In rally racing, co-drivers use a specifically coded rally language. It uses the minimal amount of words necessary, but provides total accuracy for the driver to hear, process, and take action while propelling the vehicle forward through all the chaos at up to 140mph.  If the driver misunderstands or the co-driver miscommunicates, things can fall apart and the race is over.

Some might argue the co-driver is actually the more important person in the cockpit. But in reality, the two are completely interdependent. One cannot win a race — or even come close — without the other. Their communication must be fluid, constant, and seamless. The driver must at all times be listening intently, processing, and acting on the information from his co-driver.

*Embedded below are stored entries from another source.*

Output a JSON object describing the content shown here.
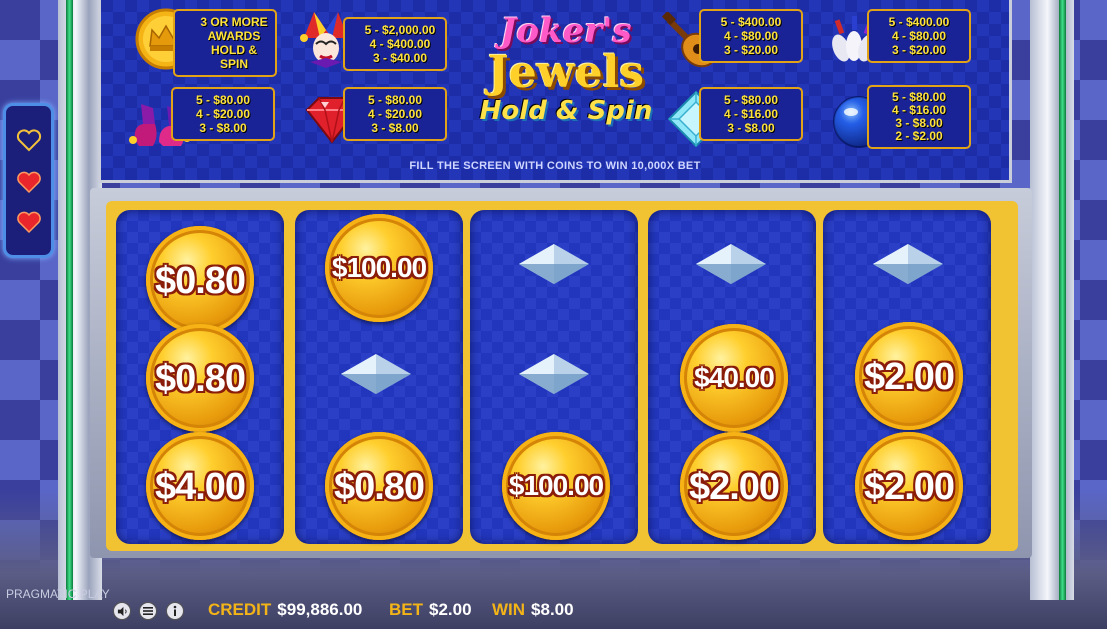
{
  "game": {
    "title_line1": "Joker's",
    "title_line2": "Jewels",
    "title_line3": "Hold & Spin"
  },
  "paytable": {
    "footer": "FILL THE SCREEN WITH COINS TO WIN 10,000X BET",
    "crown": [
      "3 OR MORE",
      "AWARDS",
      "HOLD &",
      "SPIN"
    ],
    "joker": [
      "5 - $2,000.00",
      "4 - $400.00",
      "3 - $40.00"
    ],
    "lute": [
      "5 - $400.00",
      "4 - $80.00",
      "3 - $20.00"
    ],
    "pins": [
      "5 - $400.00",
      "4 - $80.00",
      "3 - $20.00"
    ],
    "shoes": [
      "5 - $80.00",
      "4 - $20.00",
      "3 - $8.00"
    ],
    "ruby": [
      "5 - $80.00",
      "4 - $20.00",
      "3 - $8.00"
    ],
    "diamond": [
      "5 - $80.00",
      "4 - $16.00",
      "3 - $8.00"
    ],
    "ball": [
      "5 - $80.00",
      "4 - $16.00",
      "3 - $8.00",
      "2 - $2.00"
    ]
  },
  "reels": {
    "r1": [
      "$0.80",
      "$0.80",
      "$4.00"
    ],
    "r2": [
      "$100.00",
      "",
      "$0.80"
    ],
    "r3": [
      "",
      "",
      "$100.00"
    ],
    "r4": [
      "",
      "$40.00",
      "$2.00"
    ],
    "r5": [
      "",
      "$2.00",
      "$2.00"
    ]
  },
  "status": {
    "brand": "PRAGMATIC PLAY",
    "credit_label": "CREDIT",
    "credit_value": "$99,886.00",
    "bet_label": "BET",
    "bet_value": "$2.00",
    "win_label": "WIN",
    "win_value": "$8.00"
  },
  "colors": {
    "gold": "#f3b417",
    "reel_blue": "#2236bd",
    "heart_red": "#e8262b"
  },
  "lives": {
    "total": 3,
    "lost": 1
  }
}
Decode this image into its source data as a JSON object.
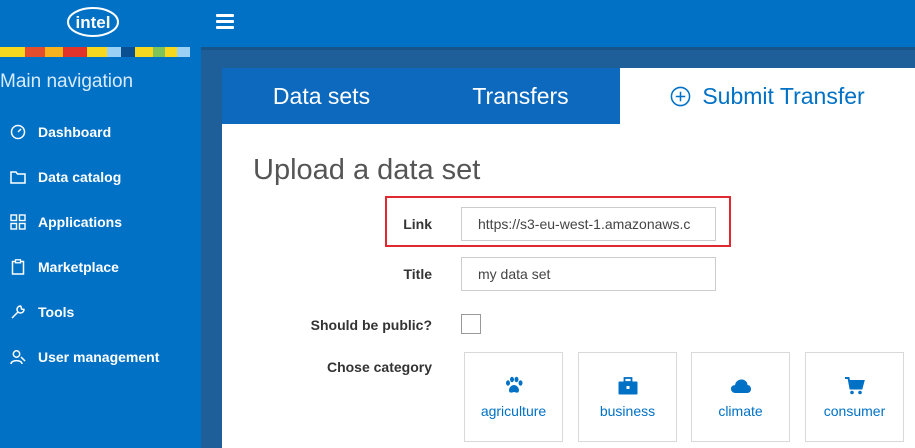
{
  "header": {
    "logo_text": "intel",
    "menu_icon": "hamburger-icon",
    "brand_color": "#0071c5"
  },
  "sidebar": {
    "title": "Main navigation",
    "items": [
      {
        "label": "Dashboard",
        "icon": "dashboard-icon"
      },
      {
        "label": "Data catalog",
        "icon": "folder-icon"
      },
      {
        "label": "Applications",
        "icon": "grid-icon"
      },
      {
        "label": "Marketplace",
        "icon": "clipboard-icon"
      },
      {
        "label": "Tools",
        "icon": "wrench-icon"
      },
      {
        "label": "User management",
        "icon": "users-icon"
      }
    ]
  },
  "tabs": [
    {
      "label": "Data sets",
      "active": false
    },
    {
      "label": "Transfers",
      "active": false
    },
    {
      "label": "Submit Transfer",
      "active": true,
      "icon": "plus-circle-icon"
    }
  ],
  "form": {
    "title": "Upload a data set",
    "link_label": "Link",
    "link_value": "https://s3-eu-west-1.amazonaws.c",
    "title_label": "Title",
    "title_value": "my data set",
    "public_label": "Should be public?",
    "public_checked": false,
    "category_label": "Chose category",
    "categories": [
      {
        "label": "agriculture",
        "icon": "paw-icon"
      },
      {
        "label": "business",
        "icon": "briefcase-icon"
      },
      {
        "label": "climate",
        "icon": "cloud-icon"
      },
      {
        "label": "consumer",
        "icon": "cart-icon"
      }
    ]
  }
}
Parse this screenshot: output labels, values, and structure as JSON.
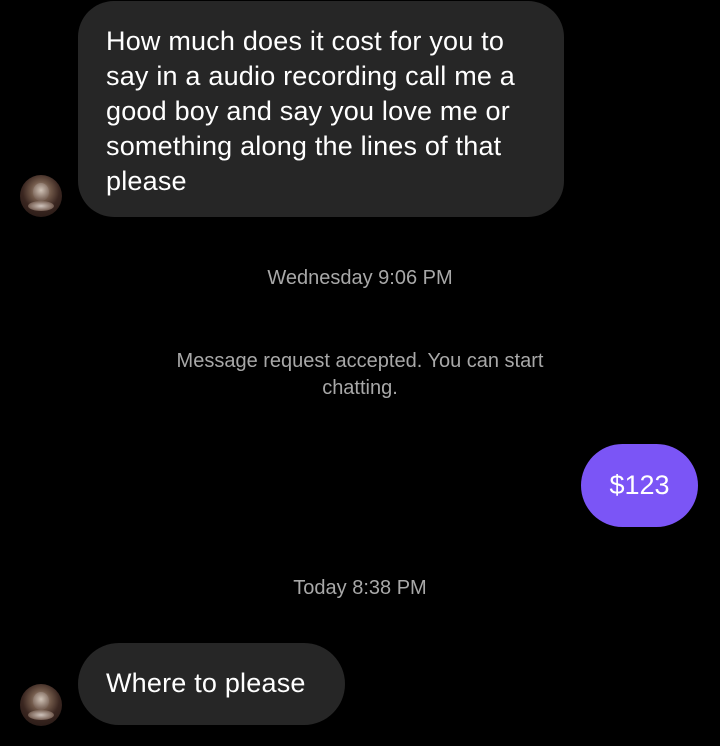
{
  "messages": {
    "incoming_1": {
      "text": "How much does it cost for you to say in a audio recording call me a good boy and say you love me or something along the lines of that please"
    },
    "timestamp_1": "Wednesday 9:06 PM",
    "system_notice": "Message request accepted. You can start chatting.",
    "outgoing_1": {
      "text": "$123"
    },
    "timestamp_2": "Today 8:38 PM",
    "incoming_2": {
      "text": "Where to please"
    }
  },
  "colors": {
    "background": "#000000",
    "incoming_bubble": "#262626",
    "outgoing_bubble": "#7b55f6",
    "meta_text": "#a8a8a8"
  },
  "icons": {
    "sender_avatar": "profile-photo-avatar"
  }
}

In business, it’s important to have strong communication between yourself and your “co-drivers.” It’s just as important for you to listen to them as it is for them to advise you. A lack of communication can lead you to overlook obstacles, misjudge situations or lead you to go too fast or too slow. Unconditional and blind trust is what makes the relationship between driver and co-pilot special. In business, if investors don’t trust you, your business is sure to crash and burn. If your partners have no trust in you or into each other, you’ll never be able to move your business in the direction it needs to go.

Of course, in rally racing, each driver has only one co-driver; in business, you’ll have no shortage of people who have advice for you, who want to be your co-driver. With so many voices in your ear, it’s important to be able to tell which ones need to be tuned out and which ones should be heeded. It all comes down to choosing your co-drivers carefully. Ultimately, we are responsible for our own decisions, but our trusted co-drivers can help us avoid disaster, if only we communicate.

Did you experience similar situations with your co-drivers? How has a co-driver helped you and your business?